Tata Steel’s £1.25bn electric arc furnace at its Port Talbot site has been delayed indefinitely after an electrical fault was discovered during final testing, the company confirmed on Tuesday. The setback deals a severe blow to the UK government’s flagship industrial strategy, which had pinned hopes of a domestic steel revival on the transition from blast furnaces to greener electric arc technology.
The 3.2-million-tonne capacity furnace, which was to replace the two aging blast furnaces mothballed last year, was scheduled to begin commissioning this month. Engineers identified a fault in the high-voltage switchgear during pre-operational checks, requiring a complete replacement of the component. Tata Steel declined to provide a revised timeline, but industry sources suggest the delay could stretch into the third quarter of 2025.
The melt shop will now be electrically dead, leaving the site’s 1,500 remaining workers in limbo and raising fears of further job losses at a time when UK steel production has already slumped to 6.1 million tonnes annually, less than half the level of a decade ago. The UK government, which committed £500m in taxpayer subsidies to the project as part of its ‘Plan for Steel’, insisted the delay was ‘disappointing but manageable’.
Whitehall sources stressed that the investment arrangement with Tata includes penalty clauses for non-performance, though these have rarely been invoked in previous state-aided industrial projects. The news also casts doubt on Labour’s pledge to create a publicly owned green steel company, which relied on the furnace’s output as a cornerstone asset.

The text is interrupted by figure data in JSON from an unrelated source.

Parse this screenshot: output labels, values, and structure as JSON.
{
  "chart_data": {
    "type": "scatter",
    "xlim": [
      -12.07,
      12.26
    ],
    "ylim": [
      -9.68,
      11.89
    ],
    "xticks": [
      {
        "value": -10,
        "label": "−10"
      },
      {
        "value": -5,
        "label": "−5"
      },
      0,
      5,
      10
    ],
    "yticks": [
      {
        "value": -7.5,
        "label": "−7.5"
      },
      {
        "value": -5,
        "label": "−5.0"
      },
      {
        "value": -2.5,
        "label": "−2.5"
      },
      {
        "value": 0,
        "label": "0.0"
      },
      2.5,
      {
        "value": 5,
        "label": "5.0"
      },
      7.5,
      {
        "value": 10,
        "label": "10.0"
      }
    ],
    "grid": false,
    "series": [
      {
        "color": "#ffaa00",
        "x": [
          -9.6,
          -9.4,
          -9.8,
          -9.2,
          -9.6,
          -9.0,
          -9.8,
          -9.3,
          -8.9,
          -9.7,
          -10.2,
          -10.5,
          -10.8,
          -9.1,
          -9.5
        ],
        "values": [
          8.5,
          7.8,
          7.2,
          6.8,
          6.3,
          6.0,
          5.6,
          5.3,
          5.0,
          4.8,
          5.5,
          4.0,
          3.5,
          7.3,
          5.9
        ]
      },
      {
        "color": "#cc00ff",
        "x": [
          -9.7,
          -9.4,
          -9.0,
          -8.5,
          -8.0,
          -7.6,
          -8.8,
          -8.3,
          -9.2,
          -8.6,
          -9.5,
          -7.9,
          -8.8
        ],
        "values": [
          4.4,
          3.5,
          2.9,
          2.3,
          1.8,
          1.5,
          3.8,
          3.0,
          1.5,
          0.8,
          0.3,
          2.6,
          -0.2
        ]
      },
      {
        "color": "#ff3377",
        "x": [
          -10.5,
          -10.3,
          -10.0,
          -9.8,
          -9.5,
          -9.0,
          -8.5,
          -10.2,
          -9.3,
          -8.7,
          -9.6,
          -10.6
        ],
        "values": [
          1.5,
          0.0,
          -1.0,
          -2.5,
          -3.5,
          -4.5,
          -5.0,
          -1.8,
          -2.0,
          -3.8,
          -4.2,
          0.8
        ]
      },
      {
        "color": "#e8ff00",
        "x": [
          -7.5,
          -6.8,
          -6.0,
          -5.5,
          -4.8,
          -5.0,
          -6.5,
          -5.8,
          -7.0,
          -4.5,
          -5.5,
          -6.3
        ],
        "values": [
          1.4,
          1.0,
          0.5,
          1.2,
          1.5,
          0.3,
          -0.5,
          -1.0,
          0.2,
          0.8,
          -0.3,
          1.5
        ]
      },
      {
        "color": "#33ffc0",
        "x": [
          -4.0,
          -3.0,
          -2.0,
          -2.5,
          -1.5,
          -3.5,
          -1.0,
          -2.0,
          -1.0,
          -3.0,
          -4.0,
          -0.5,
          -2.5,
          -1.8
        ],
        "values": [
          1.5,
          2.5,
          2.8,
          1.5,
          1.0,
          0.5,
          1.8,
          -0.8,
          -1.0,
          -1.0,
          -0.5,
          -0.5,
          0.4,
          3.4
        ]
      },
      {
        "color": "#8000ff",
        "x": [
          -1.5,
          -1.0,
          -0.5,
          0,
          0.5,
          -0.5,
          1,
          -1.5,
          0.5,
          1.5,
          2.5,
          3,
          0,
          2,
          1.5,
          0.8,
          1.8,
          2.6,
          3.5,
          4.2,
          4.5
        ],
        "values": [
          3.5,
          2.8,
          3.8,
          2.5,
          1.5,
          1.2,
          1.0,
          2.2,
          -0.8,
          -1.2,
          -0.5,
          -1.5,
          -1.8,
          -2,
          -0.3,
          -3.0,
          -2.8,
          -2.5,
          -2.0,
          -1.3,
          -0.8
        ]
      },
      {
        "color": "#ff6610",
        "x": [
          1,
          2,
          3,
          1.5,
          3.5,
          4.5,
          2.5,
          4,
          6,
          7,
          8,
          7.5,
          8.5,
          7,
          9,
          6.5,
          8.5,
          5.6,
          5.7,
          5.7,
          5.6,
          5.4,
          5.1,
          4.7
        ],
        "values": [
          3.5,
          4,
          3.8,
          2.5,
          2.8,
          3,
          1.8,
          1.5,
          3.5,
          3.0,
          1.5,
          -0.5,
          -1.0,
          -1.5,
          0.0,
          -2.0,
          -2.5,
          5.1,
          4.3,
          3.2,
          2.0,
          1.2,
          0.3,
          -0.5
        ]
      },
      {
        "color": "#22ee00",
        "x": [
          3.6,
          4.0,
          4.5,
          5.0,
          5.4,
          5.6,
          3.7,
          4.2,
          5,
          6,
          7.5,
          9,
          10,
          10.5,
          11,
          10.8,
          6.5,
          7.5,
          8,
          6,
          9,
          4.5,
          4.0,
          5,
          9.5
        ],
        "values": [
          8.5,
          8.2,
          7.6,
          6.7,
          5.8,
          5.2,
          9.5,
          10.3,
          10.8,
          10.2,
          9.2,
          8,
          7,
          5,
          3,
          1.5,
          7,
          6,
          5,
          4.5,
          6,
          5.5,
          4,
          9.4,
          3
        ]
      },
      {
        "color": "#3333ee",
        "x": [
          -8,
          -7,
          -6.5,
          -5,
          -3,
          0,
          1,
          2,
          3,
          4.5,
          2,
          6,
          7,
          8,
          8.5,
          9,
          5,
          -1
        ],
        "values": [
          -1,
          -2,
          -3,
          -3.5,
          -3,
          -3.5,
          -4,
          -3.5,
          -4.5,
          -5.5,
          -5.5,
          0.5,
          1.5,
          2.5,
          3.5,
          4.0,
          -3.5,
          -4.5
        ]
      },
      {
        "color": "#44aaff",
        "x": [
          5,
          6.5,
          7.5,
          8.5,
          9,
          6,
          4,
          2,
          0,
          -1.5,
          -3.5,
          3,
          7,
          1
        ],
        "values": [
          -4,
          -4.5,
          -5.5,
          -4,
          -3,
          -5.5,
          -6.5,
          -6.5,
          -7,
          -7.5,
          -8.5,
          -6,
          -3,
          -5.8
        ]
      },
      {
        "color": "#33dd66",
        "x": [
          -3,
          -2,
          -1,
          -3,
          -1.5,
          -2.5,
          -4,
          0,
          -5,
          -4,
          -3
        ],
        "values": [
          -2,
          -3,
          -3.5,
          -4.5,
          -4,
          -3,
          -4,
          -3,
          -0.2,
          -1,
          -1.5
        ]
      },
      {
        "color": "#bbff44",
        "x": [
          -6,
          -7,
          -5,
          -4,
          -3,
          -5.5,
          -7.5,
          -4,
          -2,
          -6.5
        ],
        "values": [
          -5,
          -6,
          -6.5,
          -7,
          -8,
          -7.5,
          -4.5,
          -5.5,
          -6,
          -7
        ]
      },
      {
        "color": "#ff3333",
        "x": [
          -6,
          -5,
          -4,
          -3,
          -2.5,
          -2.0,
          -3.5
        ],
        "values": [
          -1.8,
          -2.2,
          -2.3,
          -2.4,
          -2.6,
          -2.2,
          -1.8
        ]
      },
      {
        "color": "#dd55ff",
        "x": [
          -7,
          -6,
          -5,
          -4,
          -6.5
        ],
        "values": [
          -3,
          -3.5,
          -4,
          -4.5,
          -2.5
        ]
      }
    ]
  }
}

The electrical fault is the latest in a series of technical problems that have plagued the transition from blast furnace technology. Wages have been cut, union relations have soured, and the Port Talbot workforce has been reduced from 4,000 to 1,500 since the closure of the blast furnaces was announced. Community leaders in South Wales warned that further delays could lead to an exodus of skilled workers.
UK Steel, the industry body, cautioned that Britain now risks becoming entirely dependent on imports for primary steelmaking by the end of the decade, undermining national security in critical supply chains. The Tata delay comes as the global steel market faces headwinds from Chinese overcapacity and US tariff policy under President Donald Trump, who has mooted 200 per cent levies on foreign steel shipments to America.
Westminster’s long-term plan to decarbonise heavy industry while maintaining strategic independence in steel appears increasingly contingent on the swift resolution of a single electrical fault in South Wales. For now, that fault remains uncorrected, and the future of British steelmaking hangs in the balance.